Monday, November 21, 2011

(Before) some November session, who's counting anyway

  • Somehow the fact of being the only person in the waiting room makes me feel crazier than I really am, or consider myself to be (which is not much, seriously, I'm not mad, just got 1 or two issues and who doesn't in that case)
  • Against all odds, the lack of people here is extremely uninspiring. I got no one to judge, no one to let all my prejudices flow freely
  • When did I become so people dependant?
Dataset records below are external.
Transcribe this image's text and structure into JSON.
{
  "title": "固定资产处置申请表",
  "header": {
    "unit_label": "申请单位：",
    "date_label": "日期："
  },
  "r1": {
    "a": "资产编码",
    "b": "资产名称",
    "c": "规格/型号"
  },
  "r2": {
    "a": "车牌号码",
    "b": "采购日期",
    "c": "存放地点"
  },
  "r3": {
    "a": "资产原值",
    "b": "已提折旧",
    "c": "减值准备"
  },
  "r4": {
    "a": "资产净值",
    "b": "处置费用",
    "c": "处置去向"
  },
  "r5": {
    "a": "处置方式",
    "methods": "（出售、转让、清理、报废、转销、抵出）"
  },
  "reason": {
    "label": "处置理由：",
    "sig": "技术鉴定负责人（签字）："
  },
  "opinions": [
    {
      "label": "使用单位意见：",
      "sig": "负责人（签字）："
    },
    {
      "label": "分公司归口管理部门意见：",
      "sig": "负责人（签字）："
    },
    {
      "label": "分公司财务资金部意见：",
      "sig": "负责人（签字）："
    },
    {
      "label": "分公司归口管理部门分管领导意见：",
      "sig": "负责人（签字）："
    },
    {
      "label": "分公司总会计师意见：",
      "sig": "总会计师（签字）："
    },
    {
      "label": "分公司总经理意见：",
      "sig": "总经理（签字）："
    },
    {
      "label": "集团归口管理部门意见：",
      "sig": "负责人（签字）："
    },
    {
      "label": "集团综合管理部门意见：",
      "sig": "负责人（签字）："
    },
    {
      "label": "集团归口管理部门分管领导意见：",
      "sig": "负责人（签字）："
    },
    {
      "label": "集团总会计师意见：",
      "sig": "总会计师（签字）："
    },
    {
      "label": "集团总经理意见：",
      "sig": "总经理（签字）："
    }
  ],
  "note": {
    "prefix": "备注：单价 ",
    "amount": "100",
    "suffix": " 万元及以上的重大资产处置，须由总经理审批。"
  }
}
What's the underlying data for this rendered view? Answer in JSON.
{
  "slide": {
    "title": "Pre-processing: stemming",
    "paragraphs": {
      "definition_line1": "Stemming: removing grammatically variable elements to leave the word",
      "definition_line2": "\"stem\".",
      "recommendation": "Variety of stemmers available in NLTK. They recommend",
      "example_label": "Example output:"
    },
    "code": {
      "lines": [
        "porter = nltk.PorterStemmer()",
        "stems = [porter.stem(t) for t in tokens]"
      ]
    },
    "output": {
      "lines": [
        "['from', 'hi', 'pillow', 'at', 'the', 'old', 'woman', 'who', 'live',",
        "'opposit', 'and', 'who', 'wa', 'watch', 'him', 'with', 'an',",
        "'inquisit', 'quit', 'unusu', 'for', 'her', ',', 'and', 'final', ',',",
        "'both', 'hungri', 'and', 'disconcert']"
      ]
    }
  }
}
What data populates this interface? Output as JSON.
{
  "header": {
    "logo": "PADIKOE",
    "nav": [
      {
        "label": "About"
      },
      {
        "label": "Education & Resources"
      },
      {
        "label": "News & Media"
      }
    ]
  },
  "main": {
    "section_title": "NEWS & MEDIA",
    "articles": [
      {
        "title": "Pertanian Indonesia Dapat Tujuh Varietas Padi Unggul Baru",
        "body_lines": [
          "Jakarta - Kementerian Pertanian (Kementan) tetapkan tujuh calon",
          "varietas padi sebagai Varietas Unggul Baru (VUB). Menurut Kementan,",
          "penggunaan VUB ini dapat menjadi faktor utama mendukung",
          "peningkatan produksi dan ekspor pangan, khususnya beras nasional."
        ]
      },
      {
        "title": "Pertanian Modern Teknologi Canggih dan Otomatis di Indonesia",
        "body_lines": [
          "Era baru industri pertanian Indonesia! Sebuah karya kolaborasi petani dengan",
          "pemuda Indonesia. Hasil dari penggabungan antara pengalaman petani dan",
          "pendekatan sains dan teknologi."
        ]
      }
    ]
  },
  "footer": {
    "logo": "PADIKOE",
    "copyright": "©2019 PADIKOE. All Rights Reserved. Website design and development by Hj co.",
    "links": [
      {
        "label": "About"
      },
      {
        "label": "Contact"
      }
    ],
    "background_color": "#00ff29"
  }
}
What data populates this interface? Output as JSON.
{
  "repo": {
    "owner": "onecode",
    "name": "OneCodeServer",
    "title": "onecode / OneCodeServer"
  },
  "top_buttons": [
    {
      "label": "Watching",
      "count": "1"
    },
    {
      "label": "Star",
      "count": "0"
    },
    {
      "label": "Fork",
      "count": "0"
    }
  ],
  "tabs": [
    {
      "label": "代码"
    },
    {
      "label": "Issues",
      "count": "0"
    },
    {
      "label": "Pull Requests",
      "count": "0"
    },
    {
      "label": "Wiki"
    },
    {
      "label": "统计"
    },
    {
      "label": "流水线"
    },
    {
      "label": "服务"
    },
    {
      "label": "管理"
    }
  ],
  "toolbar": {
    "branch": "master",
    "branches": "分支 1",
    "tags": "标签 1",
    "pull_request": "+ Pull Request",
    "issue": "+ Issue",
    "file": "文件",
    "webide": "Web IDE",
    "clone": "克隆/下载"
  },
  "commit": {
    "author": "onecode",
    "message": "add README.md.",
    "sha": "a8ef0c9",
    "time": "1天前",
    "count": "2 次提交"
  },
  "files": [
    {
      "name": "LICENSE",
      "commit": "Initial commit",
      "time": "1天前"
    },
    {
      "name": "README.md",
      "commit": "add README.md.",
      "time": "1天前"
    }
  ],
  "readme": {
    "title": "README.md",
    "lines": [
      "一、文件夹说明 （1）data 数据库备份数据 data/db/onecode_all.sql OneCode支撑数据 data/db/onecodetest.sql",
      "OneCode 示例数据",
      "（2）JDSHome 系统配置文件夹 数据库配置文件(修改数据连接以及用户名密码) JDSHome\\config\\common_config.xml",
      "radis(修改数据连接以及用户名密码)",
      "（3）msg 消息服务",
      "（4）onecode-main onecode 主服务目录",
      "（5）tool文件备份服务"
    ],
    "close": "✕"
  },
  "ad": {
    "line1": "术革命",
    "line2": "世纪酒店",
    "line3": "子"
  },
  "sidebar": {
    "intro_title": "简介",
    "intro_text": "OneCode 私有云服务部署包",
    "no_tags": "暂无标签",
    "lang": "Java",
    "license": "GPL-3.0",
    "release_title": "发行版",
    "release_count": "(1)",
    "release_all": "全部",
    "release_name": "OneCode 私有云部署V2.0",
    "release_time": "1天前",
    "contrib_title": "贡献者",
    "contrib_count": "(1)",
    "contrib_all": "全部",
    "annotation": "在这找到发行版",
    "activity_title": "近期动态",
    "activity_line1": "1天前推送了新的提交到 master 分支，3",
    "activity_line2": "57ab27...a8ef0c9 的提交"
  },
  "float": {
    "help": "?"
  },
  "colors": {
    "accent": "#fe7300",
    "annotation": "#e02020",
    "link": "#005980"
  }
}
  • That therapist and his jacket-potato nose is most distressing to my nose-sensitive eyes
  • I wonder how other acquaintances judge me, are they equally heartless? I just hope I'm not dull, never dull godhelpmeandkeepmeaway from that adjective
  • I'm tired, as in physically and mentally worn out. Maybe the lithium in Sn Pedro can help me
  • So much for therapy, and the issues with parents and sex are being discussed because who wants to mix those two things up when it's about oneself? It's"fun" when it's about characters in a novel, but when it's about less fictional people...
  • Why would anyone let another put cement in them? How bad can someone desire better buttocks? And why is it news?
  • Some people chew constantly and I wonder if they are really chewing something or is it an obnoxious looking habit.
  • They should these walls painted. Tis' not a good idea to have depressed people in rooms with walls like these.